Wild (and Sometimes Crazy) Wednesday – Your Cat’s Table Manners IQ

We have two cats with two very different sets of table manners, and I like to think this is a  reflection of their background. Sophie is a dream when it comes to manners. She doesn’t beg for food ever. She doesn’t even like to be seen eating. If she’s eating or drinking water when we walk into the room, she’ll stop and move away from her bowl. Oh, she’s always eager to eat, but not so that she becomes a “stumbling block” in the kitchen. She waits patiently in her spot where we feed her as I prepare her plate. She eats really fast. She finishes her meal in less than half the time it takes Lily to eat. However, if Lily decides to leave her feeding station and go see what Sophie’s eating, Sophie will walk away from her meal and let Lily have whatever is left. I’d say Sophie is easily bullied and this probably comes from her wild beginnings.

Sophie lived on the streets—was probably born there. She was just ten-weeks old when a good Samaritan rescued her and we adopted her. I imagine her approach to food was established back when she was a kitten. She had to be on the alert while eating and if a larger cat came around, she’d better relinquish her food or be hurt.

Max, our formerly feral snow-shoe-lookalike, used to carry his food away from the bowl to eat it. Our white odd-eye cat, Winfield, used to scoop water and sometimes food out of bowls and eat or drink it off his paw. If you have multiple cats you know there’s more than one way for a cat to approach his or her meals.

Lily is obsessed with food!

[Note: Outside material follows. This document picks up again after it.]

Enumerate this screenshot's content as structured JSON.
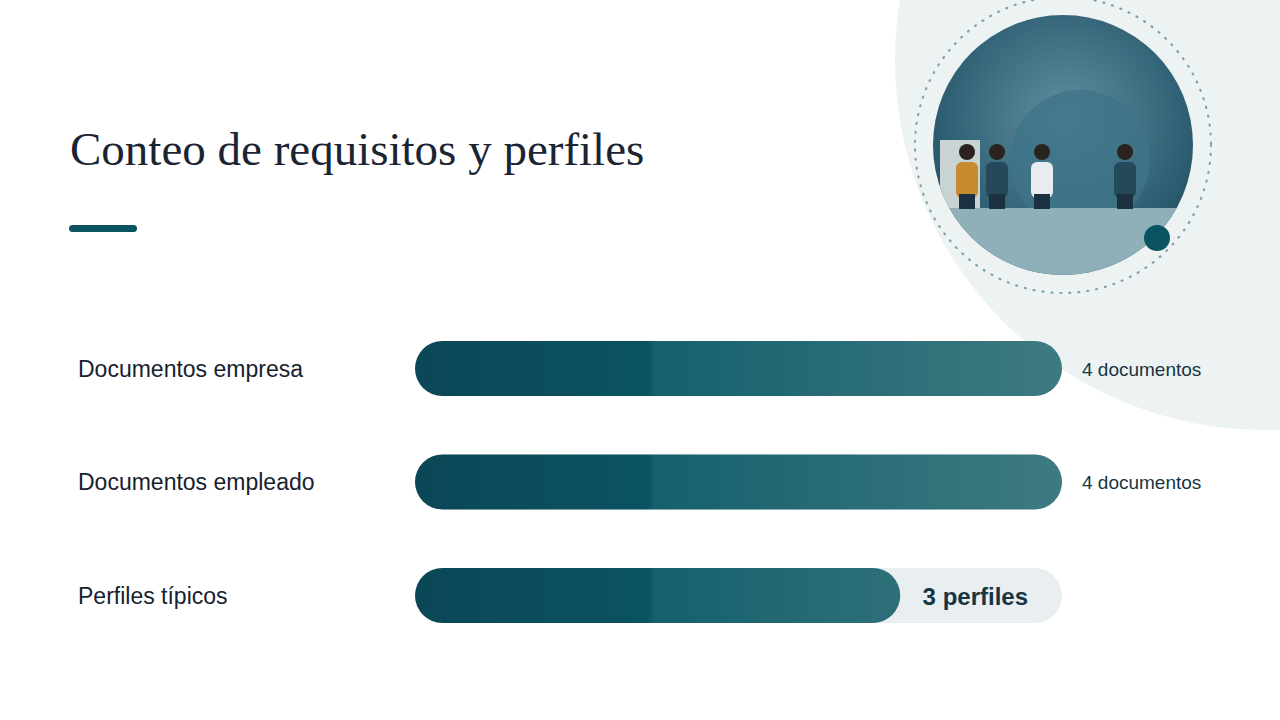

This includes her food, Sophie’s food, our food. She can’t seem to get enough food. Anytime she hears cheese of eggs come out of the refrigerator—and believe me she knows the sound—she’s in the kitchen begging. Is this because of Lily’s background?

Lily was born in a Volkswagen and moved into an attic with three other families of cats and kittens. There were 15 kittens in all. She may have been the runt of the litter and felt as if she never got enough to eat. Or maybe the kittens suckled from whichever mom was handy at the time and there was a constant fight for a teat. She might have been pushed away from the teat repeatedly by larger siblings and developed a fear that she wouldn’t get enough. Or maybe she was just born a glutton.

Lily is not overweight, nor is she aggressive. She simply wants to be fed three times a day with snacks and she seems to feel entitled to everyone else’s meal as well. She’s a bottomless pit—a little piggy, but she is my piggy and I do love her and, I’m afraid, I contribute to her obsession or fixation.

There are times, however, when I close her out of my office while I eat my lunch. I feel horrible doing that, but she doesn’t seem to mind. When I open the door there’s Lily waiting patiently for me (and my food).

Because of Lily’s insatiable appetite, and Sophie’s generous nature, we feed the two cats at the same time, but in separate areas where they can’t see each other and we keep an eye on Lily, so Sophie can get her fill.